La vie mutualiste

Le 14 février dernier, le conseil d’administration de notre mutuelle réunissait à Paris les délégué(e)s mutualistes à l’exception de celles et ceux de la région Sud Provence-Alpes-Côte d’Azur. Pour eux, une réunion sera organisée dans les semaines à venir dans nos locaux de l’agence de Nice.

Ces moments de débats, moins formels que lors de nos assemblées générales, ont permis d’échanger librement autour de deux thématiques. Une première en lien avec l’actualité mutualiste, l’environnement de la santé, et les perspectives pour notre mutuelle. Une seconde, consacrée à l’économie sociale et solidaire (l’ESS) en présence de Jean-Philippe Milesy, auteur d’un livre sur ce sujet. La matinée fut l’occasion de revenir sur l’environnement et les évolutions de la complémentaire santé en France.

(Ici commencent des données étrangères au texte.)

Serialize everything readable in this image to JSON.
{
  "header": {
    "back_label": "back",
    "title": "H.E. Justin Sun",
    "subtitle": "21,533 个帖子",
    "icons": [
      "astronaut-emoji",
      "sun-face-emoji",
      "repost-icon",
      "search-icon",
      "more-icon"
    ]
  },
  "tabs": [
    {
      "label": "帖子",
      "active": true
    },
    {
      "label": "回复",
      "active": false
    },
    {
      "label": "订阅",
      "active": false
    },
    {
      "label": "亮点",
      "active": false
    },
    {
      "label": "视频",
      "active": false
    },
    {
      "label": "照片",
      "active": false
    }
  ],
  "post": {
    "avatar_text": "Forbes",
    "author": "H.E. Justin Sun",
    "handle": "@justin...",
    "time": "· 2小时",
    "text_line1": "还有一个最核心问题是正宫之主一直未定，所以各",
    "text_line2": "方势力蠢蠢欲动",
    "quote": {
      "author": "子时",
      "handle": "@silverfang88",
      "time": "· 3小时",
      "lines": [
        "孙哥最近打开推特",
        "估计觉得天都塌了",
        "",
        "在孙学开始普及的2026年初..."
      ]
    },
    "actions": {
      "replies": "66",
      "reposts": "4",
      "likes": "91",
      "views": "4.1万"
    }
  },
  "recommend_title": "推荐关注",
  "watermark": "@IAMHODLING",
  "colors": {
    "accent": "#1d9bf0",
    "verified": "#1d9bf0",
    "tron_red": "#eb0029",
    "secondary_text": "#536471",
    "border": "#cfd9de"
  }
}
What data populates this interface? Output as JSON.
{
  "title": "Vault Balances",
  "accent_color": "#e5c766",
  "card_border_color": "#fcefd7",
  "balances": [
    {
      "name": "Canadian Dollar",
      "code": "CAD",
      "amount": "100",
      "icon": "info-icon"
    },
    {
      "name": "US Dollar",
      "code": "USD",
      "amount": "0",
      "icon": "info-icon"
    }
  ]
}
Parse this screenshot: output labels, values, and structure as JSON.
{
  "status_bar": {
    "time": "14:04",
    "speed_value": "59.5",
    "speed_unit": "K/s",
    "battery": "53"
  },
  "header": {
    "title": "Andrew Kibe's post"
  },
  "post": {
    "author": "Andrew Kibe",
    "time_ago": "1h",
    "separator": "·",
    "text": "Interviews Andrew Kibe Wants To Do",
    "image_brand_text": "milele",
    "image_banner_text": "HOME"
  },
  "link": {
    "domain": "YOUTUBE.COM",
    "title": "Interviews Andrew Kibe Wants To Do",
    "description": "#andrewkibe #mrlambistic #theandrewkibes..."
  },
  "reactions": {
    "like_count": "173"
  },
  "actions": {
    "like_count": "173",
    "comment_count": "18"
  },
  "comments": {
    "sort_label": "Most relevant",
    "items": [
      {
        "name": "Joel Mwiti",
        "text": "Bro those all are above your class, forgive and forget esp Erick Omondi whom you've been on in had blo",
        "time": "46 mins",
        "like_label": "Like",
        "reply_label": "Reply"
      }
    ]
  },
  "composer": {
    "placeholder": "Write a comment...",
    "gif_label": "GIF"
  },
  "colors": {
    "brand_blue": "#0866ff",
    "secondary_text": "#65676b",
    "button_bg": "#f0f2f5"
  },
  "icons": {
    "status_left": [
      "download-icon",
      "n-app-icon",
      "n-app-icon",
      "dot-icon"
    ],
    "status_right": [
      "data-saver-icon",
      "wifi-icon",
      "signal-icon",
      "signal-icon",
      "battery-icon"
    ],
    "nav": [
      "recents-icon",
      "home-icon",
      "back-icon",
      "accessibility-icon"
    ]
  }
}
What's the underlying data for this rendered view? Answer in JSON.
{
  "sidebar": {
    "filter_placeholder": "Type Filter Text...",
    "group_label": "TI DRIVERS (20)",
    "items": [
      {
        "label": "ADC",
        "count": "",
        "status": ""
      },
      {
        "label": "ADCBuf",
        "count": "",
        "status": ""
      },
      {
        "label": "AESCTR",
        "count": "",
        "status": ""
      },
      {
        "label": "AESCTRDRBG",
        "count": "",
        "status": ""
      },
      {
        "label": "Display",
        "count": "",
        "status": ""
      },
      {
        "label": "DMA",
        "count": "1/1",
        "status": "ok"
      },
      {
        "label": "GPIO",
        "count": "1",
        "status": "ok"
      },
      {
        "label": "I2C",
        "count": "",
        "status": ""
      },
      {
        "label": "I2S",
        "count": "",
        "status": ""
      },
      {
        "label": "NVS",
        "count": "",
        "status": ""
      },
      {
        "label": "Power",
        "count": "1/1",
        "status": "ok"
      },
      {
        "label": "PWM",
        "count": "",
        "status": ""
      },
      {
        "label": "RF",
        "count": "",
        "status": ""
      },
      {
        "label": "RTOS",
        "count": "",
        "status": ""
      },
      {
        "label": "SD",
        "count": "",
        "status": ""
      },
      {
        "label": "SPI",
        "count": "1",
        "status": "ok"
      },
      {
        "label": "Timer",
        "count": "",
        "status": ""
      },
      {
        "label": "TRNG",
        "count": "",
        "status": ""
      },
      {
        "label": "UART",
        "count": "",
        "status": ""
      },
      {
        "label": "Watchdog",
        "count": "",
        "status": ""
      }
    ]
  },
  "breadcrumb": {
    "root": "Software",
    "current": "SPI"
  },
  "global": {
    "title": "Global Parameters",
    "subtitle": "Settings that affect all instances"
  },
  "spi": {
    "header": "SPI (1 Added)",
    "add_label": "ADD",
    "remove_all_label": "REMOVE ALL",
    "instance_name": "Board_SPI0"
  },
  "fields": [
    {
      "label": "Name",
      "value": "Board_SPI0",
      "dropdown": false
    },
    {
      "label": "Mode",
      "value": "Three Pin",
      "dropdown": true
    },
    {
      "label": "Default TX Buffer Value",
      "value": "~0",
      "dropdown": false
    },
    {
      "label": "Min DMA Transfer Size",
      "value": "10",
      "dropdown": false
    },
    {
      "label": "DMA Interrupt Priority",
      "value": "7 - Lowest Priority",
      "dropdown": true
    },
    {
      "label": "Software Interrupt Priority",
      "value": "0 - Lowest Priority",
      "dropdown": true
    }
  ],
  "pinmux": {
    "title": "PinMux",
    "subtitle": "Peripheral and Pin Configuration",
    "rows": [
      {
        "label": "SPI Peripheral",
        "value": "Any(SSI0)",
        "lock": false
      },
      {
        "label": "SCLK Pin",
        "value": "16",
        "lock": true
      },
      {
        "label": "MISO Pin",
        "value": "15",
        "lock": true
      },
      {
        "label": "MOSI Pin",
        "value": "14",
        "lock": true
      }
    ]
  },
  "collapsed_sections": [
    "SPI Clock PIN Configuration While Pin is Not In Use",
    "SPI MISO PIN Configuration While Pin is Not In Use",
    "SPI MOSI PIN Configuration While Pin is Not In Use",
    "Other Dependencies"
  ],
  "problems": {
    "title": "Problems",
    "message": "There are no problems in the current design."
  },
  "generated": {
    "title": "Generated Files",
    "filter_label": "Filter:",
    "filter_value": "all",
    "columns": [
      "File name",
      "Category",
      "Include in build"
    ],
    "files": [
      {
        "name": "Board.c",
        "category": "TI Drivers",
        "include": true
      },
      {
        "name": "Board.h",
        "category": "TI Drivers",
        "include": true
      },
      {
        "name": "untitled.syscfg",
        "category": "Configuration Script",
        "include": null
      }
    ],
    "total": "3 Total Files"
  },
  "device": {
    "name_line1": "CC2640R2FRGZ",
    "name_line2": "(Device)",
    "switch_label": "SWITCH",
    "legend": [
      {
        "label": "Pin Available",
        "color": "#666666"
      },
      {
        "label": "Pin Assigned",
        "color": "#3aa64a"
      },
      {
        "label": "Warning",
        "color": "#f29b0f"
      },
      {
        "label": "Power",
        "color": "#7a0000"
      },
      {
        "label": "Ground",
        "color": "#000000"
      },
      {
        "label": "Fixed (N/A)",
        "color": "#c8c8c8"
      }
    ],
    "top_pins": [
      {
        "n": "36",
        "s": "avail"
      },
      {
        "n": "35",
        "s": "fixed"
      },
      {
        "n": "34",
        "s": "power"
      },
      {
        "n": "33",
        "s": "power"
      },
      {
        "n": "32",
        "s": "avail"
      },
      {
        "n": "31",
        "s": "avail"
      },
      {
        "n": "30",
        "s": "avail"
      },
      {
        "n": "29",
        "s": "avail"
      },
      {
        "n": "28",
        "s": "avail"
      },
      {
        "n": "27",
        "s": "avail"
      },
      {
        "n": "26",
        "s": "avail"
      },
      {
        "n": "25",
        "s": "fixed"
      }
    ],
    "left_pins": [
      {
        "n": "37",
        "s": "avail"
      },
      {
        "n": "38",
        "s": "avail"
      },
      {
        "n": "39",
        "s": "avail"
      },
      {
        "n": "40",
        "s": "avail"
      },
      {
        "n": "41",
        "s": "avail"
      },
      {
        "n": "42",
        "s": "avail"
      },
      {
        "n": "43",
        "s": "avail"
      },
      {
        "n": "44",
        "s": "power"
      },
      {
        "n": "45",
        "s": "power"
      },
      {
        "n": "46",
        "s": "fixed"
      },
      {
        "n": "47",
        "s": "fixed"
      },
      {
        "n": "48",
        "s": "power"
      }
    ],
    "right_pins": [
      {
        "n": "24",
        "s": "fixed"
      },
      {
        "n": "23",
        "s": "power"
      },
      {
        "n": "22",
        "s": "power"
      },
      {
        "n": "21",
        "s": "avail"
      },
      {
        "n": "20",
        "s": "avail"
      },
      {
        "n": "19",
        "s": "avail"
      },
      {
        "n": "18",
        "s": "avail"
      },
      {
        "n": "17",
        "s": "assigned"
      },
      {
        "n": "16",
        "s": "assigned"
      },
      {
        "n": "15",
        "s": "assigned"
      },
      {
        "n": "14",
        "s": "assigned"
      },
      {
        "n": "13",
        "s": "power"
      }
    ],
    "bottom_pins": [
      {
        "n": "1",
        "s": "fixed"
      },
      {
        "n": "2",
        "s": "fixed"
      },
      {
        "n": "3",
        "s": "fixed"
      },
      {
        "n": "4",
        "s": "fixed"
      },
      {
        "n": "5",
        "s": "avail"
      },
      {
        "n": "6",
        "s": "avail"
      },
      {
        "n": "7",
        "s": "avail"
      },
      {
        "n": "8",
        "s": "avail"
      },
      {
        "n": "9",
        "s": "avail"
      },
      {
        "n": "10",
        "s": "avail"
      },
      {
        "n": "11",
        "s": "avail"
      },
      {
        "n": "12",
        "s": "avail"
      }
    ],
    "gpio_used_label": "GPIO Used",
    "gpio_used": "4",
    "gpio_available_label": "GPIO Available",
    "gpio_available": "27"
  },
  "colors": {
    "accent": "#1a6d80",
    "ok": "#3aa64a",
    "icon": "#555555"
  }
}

Depuis le début des années 2000, « le marché » de la complémentaire santé a connu d’importants bouleversements

Bouleversement réglementaire : le Conseil de l’Europe adopte en 1992 des directives communautaires en matière d’assurance, elles seront transposées dans le droit français le 19 avril 2001, avec pour corolaire, une refonte en profondeur du Code de la mutualité. Nouveau code divisé en trois parties selon les activités des mutuelles : Livre III pour celles relevant de la prévention et de la promotion de la santé, et de la gestion d’établissements à caractère sanitaire, social ou médico-social, appelés Services de soins et d’accompagnement mutualistes (SSAM). Livre II pour les mutuelles en charge de la complémentaire santé et autres activités de prévoyance. Le Livre I concerne les unions de mutuelles. Cette réforme se traduit également par une recomposition du paysage mutualiste. Les plus petites mutuelles ne disposant pas des moyens financiers pour répondre aux nouvelles exigences réglementaires sont, soit absorbées par les groupes de protection sociale, soit fusionnées au sein de groupes mutualistes. 

Depuis 2001, essentiellement du fait de ces regroupements, le nombre des mutuelles a été divisé par cinq. En 2022, le rapport de la Direction de la recherche, des études, de l’évaluation et des statistiques (Drees) recense 350 mutuelles agréées. Pour autant, les mutuelles restent les organismes majoritaires de la complémentaire santé avec 35 millions de personnes protégées (rapport d’activité de la FNMF). 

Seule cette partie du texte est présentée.